Pakistanis mourn attack on lawyers and a deadly culture war
By targeting lawyers, Islamic radicals appeared to take aim at a pillar of the country's budding civil society — and a symbol of the supremacy of secular law in a modern state.
Tariq Lodhi, a former head of Pakistan's main civil spy agency, told The Associated Press that the attack was carried out by militants to "terrorize lawyers and judges," who are handling cases involving militants accused of carrying out attacks in the country.

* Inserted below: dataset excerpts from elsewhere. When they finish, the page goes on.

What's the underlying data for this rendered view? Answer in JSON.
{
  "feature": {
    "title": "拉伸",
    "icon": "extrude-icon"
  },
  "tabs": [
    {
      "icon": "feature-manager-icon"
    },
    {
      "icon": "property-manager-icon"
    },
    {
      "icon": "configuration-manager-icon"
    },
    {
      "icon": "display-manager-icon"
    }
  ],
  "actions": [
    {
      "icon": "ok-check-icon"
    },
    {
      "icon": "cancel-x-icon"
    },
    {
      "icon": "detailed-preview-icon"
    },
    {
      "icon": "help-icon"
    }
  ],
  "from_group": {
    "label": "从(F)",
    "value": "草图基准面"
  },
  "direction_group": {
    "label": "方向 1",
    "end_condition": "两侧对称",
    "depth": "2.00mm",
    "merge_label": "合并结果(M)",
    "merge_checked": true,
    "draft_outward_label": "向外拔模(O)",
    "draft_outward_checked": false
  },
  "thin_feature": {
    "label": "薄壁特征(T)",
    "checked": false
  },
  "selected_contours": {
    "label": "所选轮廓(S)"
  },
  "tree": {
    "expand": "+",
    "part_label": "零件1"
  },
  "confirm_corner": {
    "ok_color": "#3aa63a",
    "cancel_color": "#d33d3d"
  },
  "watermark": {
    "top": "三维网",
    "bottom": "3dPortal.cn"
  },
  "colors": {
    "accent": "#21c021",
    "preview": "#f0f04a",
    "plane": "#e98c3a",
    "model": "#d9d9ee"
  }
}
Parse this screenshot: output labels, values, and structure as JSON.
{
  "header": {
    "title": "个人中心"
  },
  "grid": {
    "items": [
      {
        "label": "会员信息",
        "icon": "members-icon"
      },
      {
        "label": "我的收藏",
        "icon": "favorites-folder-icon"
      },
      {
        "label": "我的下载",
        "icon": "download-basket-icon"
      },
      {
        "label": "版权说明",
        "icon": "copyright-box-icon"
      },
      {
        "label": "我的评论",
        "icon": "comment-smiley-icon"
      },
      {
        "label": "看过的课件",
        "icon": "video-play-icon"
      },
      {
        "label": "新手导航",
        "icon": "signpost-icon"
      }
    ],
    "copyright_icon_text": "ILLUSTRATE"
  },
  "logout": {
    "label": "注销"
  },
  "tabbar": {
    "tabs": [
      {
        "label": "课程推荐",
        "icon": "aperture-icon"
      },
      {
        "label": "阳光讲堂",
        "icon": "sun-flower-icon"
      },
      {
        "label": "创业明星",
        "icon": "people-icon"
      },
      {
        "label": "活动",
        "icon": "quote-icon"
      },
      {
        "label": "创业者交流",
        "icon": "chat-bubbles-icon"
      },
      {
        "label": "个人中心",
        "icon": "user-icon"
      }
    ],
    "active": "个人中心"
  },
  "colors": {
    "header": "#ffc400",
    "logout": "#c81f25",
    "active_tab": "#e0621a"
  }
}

In a statement, Ahsanullah Ahsan, a spokesman for the Jamaat-ul-Ahrar — a breakaway faction of the militant Taliban group — said its fighters killed Kasi and dozens of lawyers at the hospital.
Earlier this year, the son of the supreme chief justice of Sindh High Court was kidnapped, and a suicide bomb attack outside a courtroom in Pakistan's north-east killed 11 people in March.
Yet lawyers also represent a powerful segment of Pakistan's civil society, which has played a key role in turning popular opinion against Islamic militant groups such as the Taliban.
For militants, lawyers are representatives of a civil society that increasingly rejects their hard-line interpretations of Islam, and agents of the Pakistani state, which has declared open war on Islamic militant groups.
The brutality of such attacks have undercut militants' support base, but they also underscore concerns that insurgents are still capable of striking in major cities, despite government claims of dismantling various terror networks.